Why my last “normal” job will be the last time I work for someone else

Self Employed and Loving It

It’s been nearly a year since I’ve written anything for myself. A shameful fact that I, personally, have a hard time owning. This fact haunts me as a result of what I’ve experienced for the past 10 months.

A former resident of New York State, I happily left that wasteland of poverty, unemployment and tax insanity and ventured out west — southwest to be exact.

I had contracted for a few years and as my husband and I were exploring the idea of adoption, I decided to try to return and fit the mold of a full-time employee working for someone else, instead of myself, to create what I thought was stability for my newly forming family.

Enter: growing SaaS company that needed a marketing division built.

After spending years working with IT and other companies as a consultant and contractor, I resigned to take the full-time, head of marketing position for a company that was in desperate need of development. Great product. Nice people. Zero marketing knowledge.

Great.

Flexible schedule.

Unlimited PTO.

Great executive team.

What do I have to lose?

As time progressed, the demand for my time, energy, and effort became incredibly high and I resigned myself to stick with it for the sake of my family plans and the company’s stability.

After new websites were created, social media was set up, case studies were built, graphics created, months had passed I found myself in a very interesting situation. Despite the “perks” of this position, the other perks I hadn’t expected to receive from this position were a horribly impacted work-life balance, chest pain, inability to focus, restlessness, sleeplessness, and the overwhelming need to constantly talk about it. All. the. time.

8 months into the job I found myself speaking with the C.E.O. and asking him about that team I was told I could hire after 6-months of starting at the company. As well as that pay increase we discussed because of metrics I had hit and also that funny little thing called equity.

Essentially, I felt I had fulfilled my end of the bargain — so, what was next?

It’s amazing to me that the answers to these questions came with multiple smooth-talking conversations, delayed deliverable dates, and the classic “We’ll talk about that soon once this project is done”, or my absolute favorite, “Just trust me.”

8 months turned into 10 months and I finally realized that I was being taken advantage of, disrespected, and as a whole — as a woman — not taken seriously whatsoever.

So, after many weeks of consideration on my end, I called the CEO and resigned.

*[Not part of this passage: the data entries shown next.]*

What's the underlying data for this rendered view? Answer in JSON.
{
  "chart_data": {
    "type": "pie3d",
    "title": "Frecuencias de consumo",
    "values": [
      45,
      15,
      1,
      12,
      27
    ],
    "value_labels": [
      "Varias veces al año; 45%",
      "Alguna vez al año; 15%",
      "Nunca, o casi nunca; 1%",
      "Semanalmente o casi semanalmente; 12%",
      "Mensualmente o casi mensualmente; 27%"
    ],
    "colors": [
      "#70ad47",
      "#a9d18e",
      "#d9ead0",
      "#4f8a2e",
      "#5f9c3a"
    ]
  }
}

They were completely taken aback and offended. I clearly did not understand the opportunity I had by staying here.

My response to them was simply this: I understand this situation completely and respect myself too much to continue to be taken advantage of. It’s not that I’m not a good fit for this position— it’s that you’re not ready for someone like me at your company.

Plain. Simple. To the point. Because it’s the truth. After growing their business by over 300% in many channels, I felt completely justified in my response and appalled by their lack of inability to see these results — or what I truly think was a choice to pretend they didn’t exist.

So, here are a few lessons I learned and why I’ll never work for another company like this again, and most likely will never work for anyone other than myself:

  1. Make sure that you’re partnering with someone instead of working for someone. Partnerships are equal, level playing ground. There is instant and agreed upon mutual respect as well as an equal amount of risk to both parties which means that both equally have the same to lose if one gets out of line.
  2. Stop being a yes-man. I think the hardest thing for people in the workforce is to say “no” to people they work with or for. Not that it should be said without justification, but it definitely needs to be something that is practiced and used regularly to set boundaries with any person in your life. If someone lets you go for saying “no” for the right reasons, you shouldn’t be working there to begin with.
  3. Always demand skin in the game. If you’re at the start-up level or maybe a little higher, don’t accept any position without ample incentive to support the hours that you know you’ll need to put in to complete the task at hand. And unless you’re independently wealthy, don’t ever work for or with someone who doesn’t have the money to be successful. If you can’t pay to play, you can’t win in starting a business. Ask for financials. Demand equity. And don’t take “no” for an answer here.

There are so many more lessons learned that I will now provide to my awesome followers here on Medium in the near future, and I look forward to your feedback about these stories and experiences and encourage you to share your own.

It feels great to write again and to know that I’m worth pursuing my own path, being happy, overcoming obstacles, and giving back to others instead of being consumed by a task or business that doesn’t deserve me.